You'll die. This is a fact
I try to take care of people at different levels. For example, our two wonderful employees of the District Library, I always bring them some books, reports, posters. And sometimes they recommend me something to read. Recently one of them said: “I have something for you.” She puts a book in front of me, Warsztaty umierania [Workshops on dying] by Katarzyna Boni. I thought it would probably be pessimistic, but I took it.
This is one of the most beautiful books I've read. It gives hope. I took at least 6 exercises from it to work with young people.

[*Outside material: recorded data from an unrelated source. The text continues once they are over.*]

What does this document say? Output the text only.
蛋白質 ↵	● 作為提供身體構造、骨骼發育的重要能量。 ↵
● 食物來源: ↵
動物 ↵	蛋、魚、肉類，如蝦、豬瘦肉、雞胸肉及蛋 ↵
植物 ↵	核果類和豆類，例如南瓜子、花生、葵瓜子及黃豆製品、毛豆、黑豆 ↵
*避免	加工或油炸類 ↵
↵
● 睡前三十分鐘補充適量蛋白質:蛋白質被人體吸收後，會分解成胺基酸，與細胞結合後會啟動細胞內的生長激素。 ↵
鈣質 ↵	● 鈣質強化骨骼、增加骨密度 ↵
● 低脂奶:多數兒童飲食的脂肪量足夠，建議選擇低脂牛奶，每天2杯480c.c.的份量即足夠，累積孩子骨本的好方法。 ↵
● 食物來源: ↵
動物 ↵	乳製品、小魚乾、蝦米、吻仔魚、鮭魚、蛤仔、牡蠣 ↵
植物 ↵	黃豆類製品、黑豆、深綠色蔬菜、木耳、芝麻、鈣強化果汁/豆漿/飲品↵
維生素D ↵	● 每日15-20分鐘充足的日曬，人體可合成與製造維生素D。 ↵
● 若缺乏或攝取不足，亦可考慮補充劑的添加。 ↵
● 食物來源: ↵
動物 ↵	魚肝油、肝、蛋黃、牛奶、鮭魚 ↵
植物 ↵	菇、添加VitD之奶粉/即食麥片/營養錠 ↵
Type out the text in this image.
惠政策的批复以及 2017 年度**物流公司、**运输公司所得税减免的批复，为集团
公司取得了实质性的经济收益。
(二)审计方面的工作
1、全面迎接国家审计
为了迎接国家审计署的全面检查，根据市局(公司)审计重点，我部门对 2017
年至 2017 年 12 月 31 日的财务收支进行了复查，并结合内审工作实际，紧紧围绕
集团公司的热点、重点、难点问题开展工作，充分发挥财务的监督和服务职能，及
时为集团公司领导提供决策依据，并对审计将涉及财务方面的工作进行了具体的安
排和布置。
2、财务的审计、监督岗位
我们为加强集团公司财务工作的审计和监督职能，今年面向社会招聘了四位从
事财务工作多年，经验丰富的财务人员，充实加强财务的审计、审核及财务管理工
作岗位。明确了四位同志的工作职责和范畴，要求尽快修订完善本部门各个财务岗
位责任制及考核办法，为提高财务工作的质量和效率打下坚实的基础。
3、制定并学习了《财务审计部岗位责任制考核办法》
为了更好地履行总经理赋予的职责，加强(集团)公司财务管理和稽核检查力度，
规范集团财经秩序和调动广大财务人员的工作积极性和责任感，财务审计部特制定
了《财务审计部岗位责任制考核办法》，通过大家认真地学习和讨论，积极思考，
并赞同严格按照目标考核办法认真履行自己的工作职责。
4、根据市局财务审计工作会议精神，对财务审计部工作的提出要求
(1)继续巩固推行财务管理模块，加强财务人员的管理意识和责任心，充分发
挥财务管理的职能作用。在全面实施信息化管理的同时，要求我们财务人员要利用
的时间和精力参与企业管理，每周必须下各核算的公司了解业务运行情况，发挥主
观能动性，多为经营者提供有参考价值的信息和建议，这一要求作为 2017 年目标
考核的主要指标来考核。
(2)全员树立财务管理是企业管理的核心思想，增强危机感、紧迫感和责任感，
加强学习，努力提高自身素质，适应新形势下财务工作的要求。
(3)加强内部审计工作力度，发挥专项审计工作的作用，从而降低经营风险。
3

For example, we are talking about a bowl of rice. There is a story in this book: you go to parents you have not seen for a long time, you are very connected with them, you write, call, solve various problems remotely. You come and they give you rice. You know rice is important to them, it's the only thing they have and can offer you. And recently in the place they live there was a failure in the nuclear power plant. Will you eat it or not? There are always a lot of discussions around this type of moral dilemmas. Another exercise: you get 10 cards, on each you write one important thing in your life. Then you start reading the story of a woman who finds out she has cancer. After each passage you have to decide which of these things you discard, which has lesser value. Ultimately, it turns out that maybe a good job, money, phone are not as important as building relationships, being with people.
I learned a lot about death from my daughter. Some time ago my grandmother died, later my grandfather. Their death was talked about at home and I remember that Zuzia asked the question one evening: “Mum, will I die too?” On my chest, my heart totally blocked. I thought how can I answer this question without lie, because we have never done it. I said: “Yes, one day yes.” “Oh,” my daughter said. I thought the topic was over. A few days later she asked again: “Mum, will you die as well?” These were some of the most beautiful and important conversations. I had to deal with my emotions and fears. It was Zuzia who made me tame death. For a long time I thought about death as something you don't talk about, you don't even think about, as it will never happen. But that's not true. You'll die. This is a fact. You can be afraid of it, but what for? You don't have a say on that. But you can choose not to miss your life, to get the most out of it. Experience valuable lessons such as jumping in a puddle, running in the morning dew, rolling downhill. Unrestrained, not sticking to predefined frames. Be able to feel the moment when you are free. Sometimes you need one sunset. Sometimes one quarrel. A conversation. Eating a good apple, warmed from the sun. It is also important to live in harmony with each other every day. Wake up, look at my husband, daughter, sit in the kitchen with my sister, brother, mother, brother-in-law in the warmth of the stove. It feels great, that's what I want. I think it is has a meaning who we share our life with. I have a feeling that we are able to create a nice family with space for anger, sadness and happiness. There is also room for this “jumping-over-puddles” moments. And going out at 10pm on the balcony, if my daughter has such a need, because the stars are shining nicely. This moment is important. And saying that you can. If I could, I would let people hear it 24/7: You can do it! I know that some people have headphones in their ears for various reasons and won't listen. But it's always worth trying.